SPRINGFIELD, MASS.(AP) — Here’s something for your Twitter feed: “Tweet” has earned a spot in the Merriam-Webster Collegiate Dictionary.
Used as both a noun and a verb, the word describing a post made on the online Twitter message service is among more than 100 new terms revealed Thursday for the dictionary publisher’s newest edition.
Tweet takes its place among newly included words that reflect everything from high-tech advances to the delicate nuances of family and social relationships.
The newcomers include overly involved “helicopter parents,” for instance, and the “boomerang child” who has returned home in adulthood for financial reasons. Maybe he is spending his days listening to “Americana” music, steering clear of that lonely “cougar” across the street and hanging out a lot with his best buddy, shaking off jokes that they are in a “bromance.” And, of course, he tweets every detail of it.

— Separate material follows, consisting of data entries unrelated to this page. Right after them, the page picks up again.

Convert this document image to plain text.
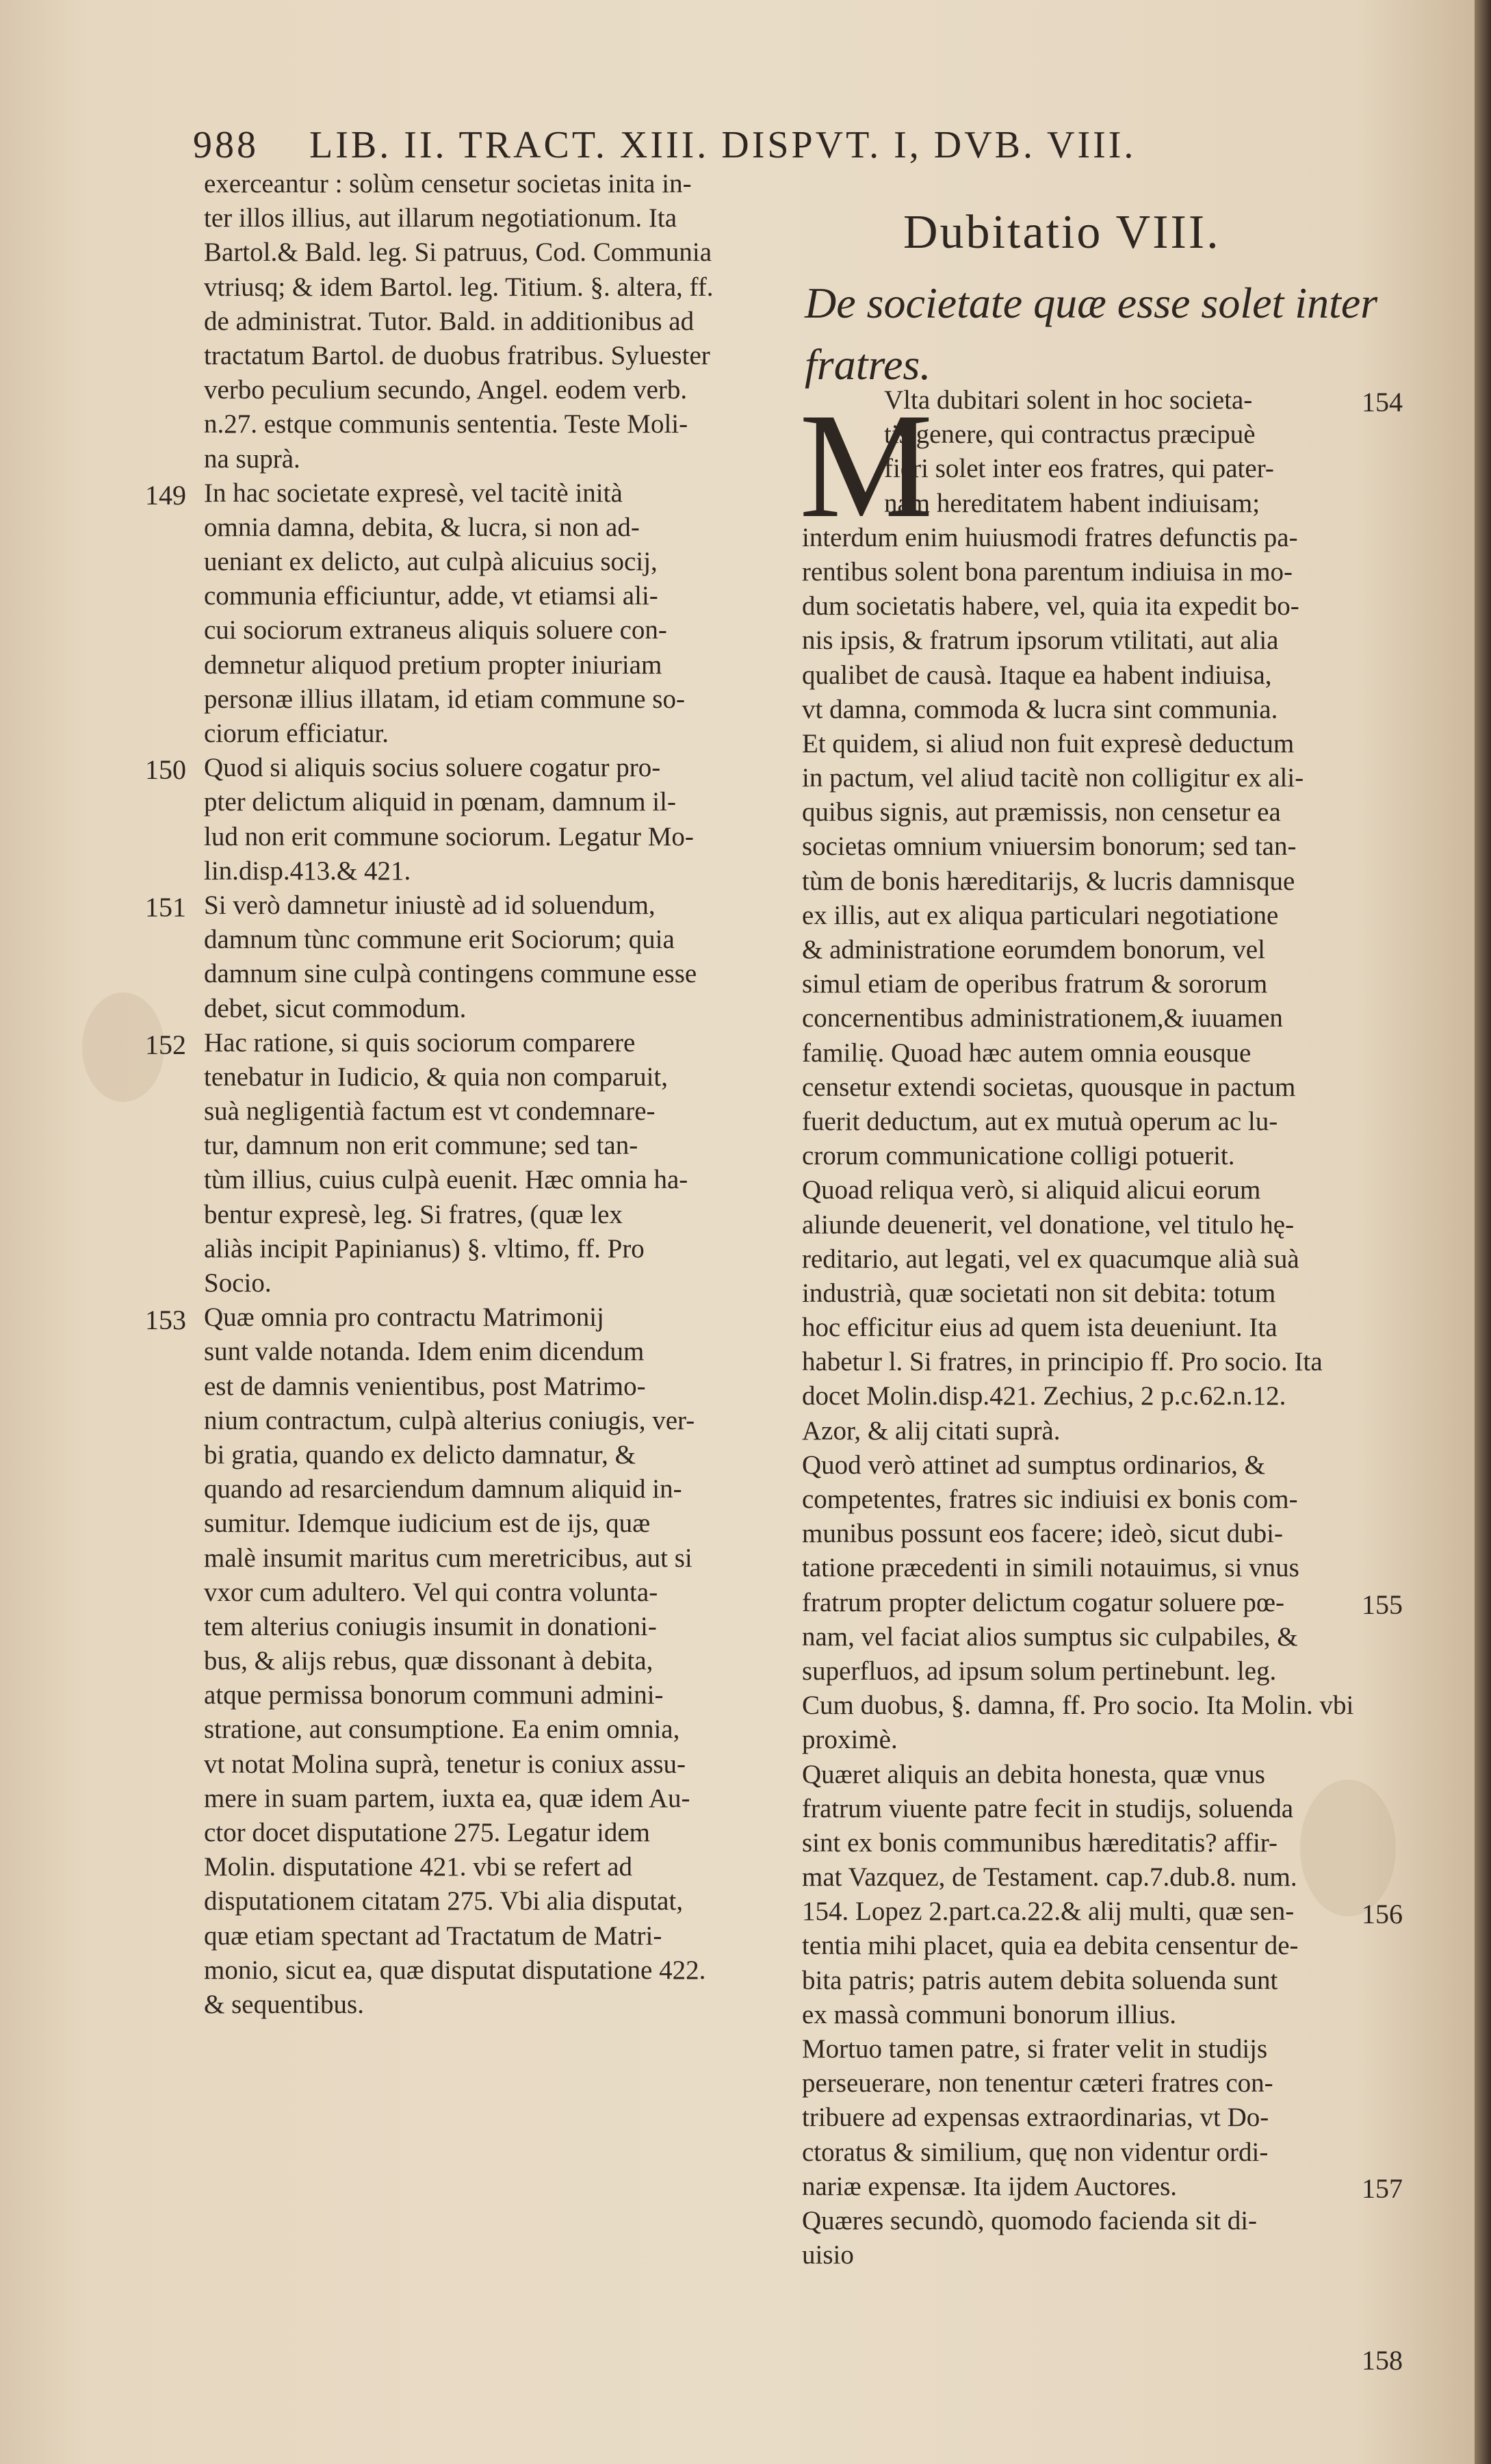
988 LIB. II. TRACT. XIII. DISPVT. I, DVB. VIII.
exerceantur : solùm censetur societas inita in-
ter illos illius, aut illarum negotiationum. Ita
Bartol.& Bald. leg. Si patruus, Cod. Communia
vtriusq; & idem Bartol. leg. Titium. §. altera, ff.
de administrat. Tutor. Bald. in additionibus ad
tractatum Bartol. de duobus fratribus. Syluester
verbo peculium secundo, Angel. eodem verb.
n.27. estque communis sententia. Teste Moli-
na suprà.
In hac societate expresè, vel tacitè inità
omnia damna, debita, & lucra, si non ad-
ueniant ex delicto, aut culpà alicuius socij,
communia efficiuntur, adde, vt etiamsi ali-
cui sociorum extraneus aliquis soluere con-
demnetur aliquod pretium propter iniuriam
personæ illius illatam, id etiam commune so-
ciorum efficiatur.
Quod si aliquis socius soluere cogatur pro-
pter delictum aliquid in pœnam, damnum il-
lud non erit commune sociorum. Legatur Mo-
lin.disp.413.& 421.
Si verò damnetur iniustè ad id soluendum,
damnum tùnc commune erit Sociorum; quia
damnum sine culpà contingens commune esse
debet, sicut commodum.
Hac ratione, si quis sociorum comparere
tenebatur in Iudicio, & quia non comparuit,
suà negligentià factum est vt condemnare-
tur, damnum non erit commune; sed tan-
tùm illius, cuius culpà euenit. Hæc omnia ha-
bentur expresè, leg. Si fratres, (quæ lex
aliàs incipit Papinianus) §. vltimo, ff. Pro
Socio.
Quæ omnia pro contractu Matrimonij
sunt valde notanda. Idem enim dicendum
est de damnis venientibus, post Matrimo-
nium contractum, culpà alterius coniugis, ver-
bi gratia, quando ex delicto damnatur, &
quando ad resarciendum damnum aliquid in-
sumitur. Idemque iudicium est de ijs, quæ
malè insumit maritus cum meretricibus, aut si
vxor cum adultero. Vel qui contra volunta-
tem alterius coniugis insumit in donationi-
bus, & alijs rebus, quæ dissonant à debita,
atque permissa bonorum communi admini-
stratione, aut consumptione. Ea enim omnia,
vt notat Molina suprà, tenetur is coniux assu-
mere in suam partem, iuxta ea, quæ idem Au-
ctor docet disputatione 275. Legatur idem
Molin. disputatione 421. vbi se refert ad
disputationem citatam 275. Vbi alia disputat,
quæ etiam spectant ad Tractatum de Matri-
monio, sicut ea, quæ disputat disputatione 422.
& sequentibus.
Dubitatio VIII.
De societate quæ esse solet inter fratres.
M
Vlta dubitari solent in hoc societa-
tis genere, qui contractus præcipuè
fieri solet inter eos fratres, qui pater-
nam hereditatem habent indiuisam;
interdum enim huiusmodi fratres defunctis pa-
rentibus solent bona parentum indiuisa in mo-
dum societatis habere, vel, quia ita expedit bo-
nis ipsis, & fratrum ipsorum vtilitati, aut alia
qualibet de causà. Itaque ea habent indiuisa,
vt damna, commoda & lucra sint communia.
Et quidem, si aliud non fuit expresè deductum
in pactum, vel aliud tacitè non colligitur ex ali-
quibus signis, aut præmissis, non censetur ea
societas omnium vniuersim bonorum; sed tan-
tùm de bonis hæreditarijs, & lucris damnisque
ex illis, aut ex aliqua particulari negotiatione
& administratione eorumdem bonorum, vel
simul etiam de operibus fratrum & sororum
concernentibus administrationem,& iuuamen
familię. Quoad hæc autem omnia eousque
censetur extendi societas, quousque in pactum
fuerit deductum, aut ex mutuà operum ac lu-
crorum communicatione colligi potuerit.
Quoad reliqua verò, si aliquid alicui eorum
aliunde deuenerit, vel donatione, vel titulo hę-
reditario, aut legati, vel ex quacumque alià suà
industrià, quæ societati non sit debita: totum
hoc efficitur eius ad quem ista deueniunt. Ita
habetur l. Si fratres, in principio ff. Pro socio. Ita
docet Molin.disp.421. Zechius, 2 p.c.62.n.12.
Azor, & alij citati suprà.
Quod verò attinet ad sumptus ordinarios, &
competentes, fratres sic indiuisi ex bonis com-
munibus possunt eos facere; ideò, sicut dubi-
tatione præcedenti in simili notauimus, si vnus
fratrum propter delictum cogatur soluere pœ-
nam, vel faciat alios sumptus sic culpabiles, &
superfluos, ad ipsum solum pertinebunt. leg.
Cum duobus, §. damna, ff. Pro socio. Ita Molin. vbi
proximè.
Quæret aliquis an debita honesta, quæ vnus
fratrum viuente patre fecit in studijs, soluenda
sint ex bonis communibus hæreditatis? affir-
mat Vazquez, de Testament. cap.7.dub.8. num.
154. Lopez 2.part.ca.22.& alij multi, quæ sen-
tentia mihi placet, quia ea debita censentur de-
bita patris; patris autem debita soluenda sunt
ex massà communi bonorum illius.
Mortuo tamen patre, si frater velit in studijs
perseuerare, non tenentur cæteri fratres con-
tribuere ad expensas extraordinarias, vt Do-
ctoratus & similium, quę non videntur ordi-
nariæ expensæ. Ita ijdem Auctores.
Quæres secundò, quomodo facienda sit di-
uisio
149
150
151
152
153
154
155
156
157
158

The wordsmiths at the Springfield, Mass.-based dictionary publisher said they picked the new entries after monitoring their use over several years and watching for references in a variety of sources, including mainstream media outlets.
Some terms, such as tweet, rocketed into prominence in recent years as celebrities, politicians and news outlets have embraced Twitter to immediately reach a worldwide audience.
“Even if people had no interest or possible chance of getting a Twitter account themselves, they now have to know what tweet means, and that’s really why it’s in the dictionary,” said Peter Sokolowski, Merriam-Webster’s editor at large.
“It’s not just because the users of that service are so numerous, although they are. It’s because even the nonusers have to know what that word means because they’ll encounter it so often in everyday use,” he said.
A London-based competitor, the Oxford English Dictionary, also recognized the expanding service when it added “retweet” to its Concise Oxford English version this summer with other technology-influenced terms such as “cyberbullying,” which already had a spot in Merriam-Webster’s dictionary.
Another noteworthy newcomer: “fist bump,” which Merriam-Webster President and Publisher John Morse said he considers “the star of the group” for its ability to succinctly capture the movement and emotion of that simple act of solidarity.
Two people can take special credit for the elevation of “fist bump” into the dictionary: President Obama and first lady Michelle Obama, whose knuckle-knocking gesture of affection when he accepted the 2008 nomination was described by The Washington Post as “the fist bump heard ’round the world.”
The act of bumping the front of a closed fist against that of another person has been common for years in sports. Some media outlets have also speculated it might have grown as a way to avoid handshakes and germs, or as a hip alternative to the high-five.
When the presidential candidate in a major American political party does a fist bump with his wife on worldwide television, there’s no question that the term has earned its place in the dictionary, Mr. Morse said.
“Everything else on the [new words] list can be somewhat tied into a theme, whether it’s technology or social change or sports. But fist bump is just pure American culture expressing itself in its own vocabulary,” Mr. Morse said.